Lê: That picture gave me a bit of grief. I couldn’t decide between two versions: one in which she is smiling, and one in which she isn’t. At one point, she was the highest operational female admiral in the Navy. How did you read her character?
Rail: I understood her as confident and self-assured in a way that didn’t require overcompensation. Unlike some of the pictures of men, her authority was clear without relying on boisterous gestures or macho body language. The picture felt very genuine to me. Of course, that’s impossible for me to say because I don’t know her.
Lê: Right, but the whole point is that it feels genuine, like there’s something there, something palpable. And what you say is so interesting: is it genuine or not genuine. That idea of fiction and blurring the line between—really, I think it is all fiction. Have you read any of Phil Klay’s stories in Redeployment (2014)?
Rail: No, I haven’t worked up the courage yet.
Lê: It is fiction, but it doesn’t matter. You jump into it, it feels real, and you don’t wonder: what is his responsibility? He has no responsibility. Still, there is something so evocative that comes from his stories. They make you think about real issues, and that is what matters. It is strange that in photography, that flexibility with fiction isn’t as accepted.
Rail: Going all the way back to the Greeks, they had so many stories that dealt with these issues of how to place the warrior clan within civilian society. The plays of Sophocles—Ajax, Philoktetes, even the Women of Trakhis—they all addressed the conflicts inherent in a culture that both relies upon and chastises the members of its military. And yes, of course these stories were fictional—they were performed on a stage—but that did not make them any less important as a way for the culture to understand, or even just talk about, the balance of force in a society.
Of course, photography is inherently different from the written or performed word. At the core of its origin was the idea of the photograph as a physical trace—a characteristic so hailed by one of its originators, Henry Fox Talbot. And so, the medium has always had to answer this plaguing question: Is it true?
Lê: It’s true, photography is a lame duck in a way. But I have deep faith in photography. Of course it is very limiting, but within those limitations a lot can be done. An expressive voice can emerge.

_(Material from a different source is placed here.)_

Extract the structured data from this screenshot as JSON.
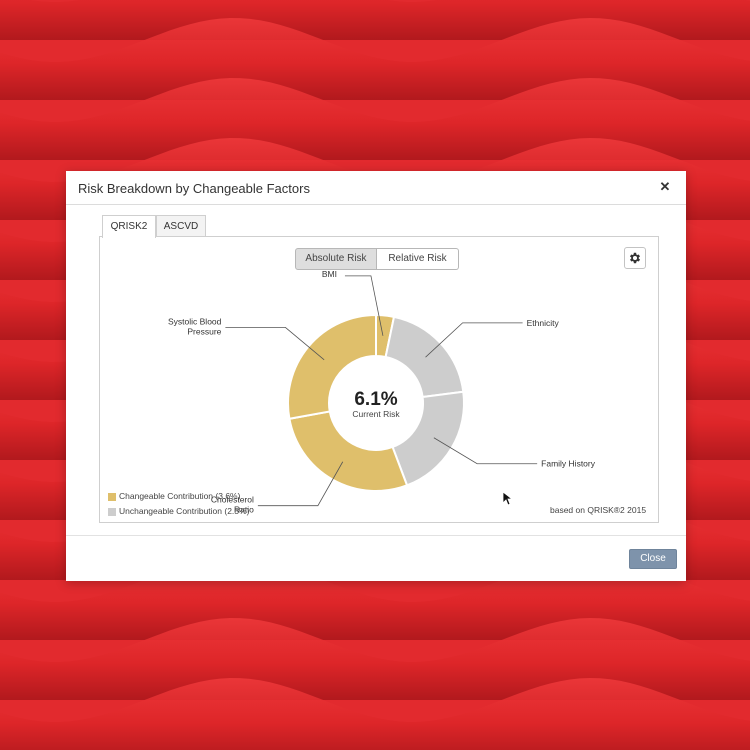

Rail: Thinking about all these complications between the military and photography, what are your thoughts on the future of war photography? We see so much of it, our screens are filled with images of violence from Iraq and Syria, Egypt and the Congo, and yet, the pictures never seem to enter public consciousness the way they once did for the wars of previous generations. I just read a piece by Christopher Anderson in The Photobook Review, himself a Magnum photographer. He begins his review by stating that he really doesn’t want to look at another picture from a war. For such a visual subject, and I’m paraphrasing, so little seems to come from war photography that means much of anything at all. Do you think there will come a point when war photography will become a genre of the past?
Lê: Rather than whether or not there is a future for combat photography, I think one of the big differences now is the role of the civilian—the amateur photographer. Conflicts will always be newsworthy, someone will always need to be there to document. Now the technology is such that anyone can be there and take a quick picture, post it, and send it out to the world. In these pictures you don’t look at the artistry anymore—if there is such a thing—it is just information.
War photographers were always placed on a pedestal. They put their lives at risk. Of course it is still very dangerous, but it also seems that now, there could just as easily be a civilian taking the picture. Maybe it is less a question of whether war photography will continue, and more a question of whether this idea of the heroic, self-sacrificing combat photographer will live on.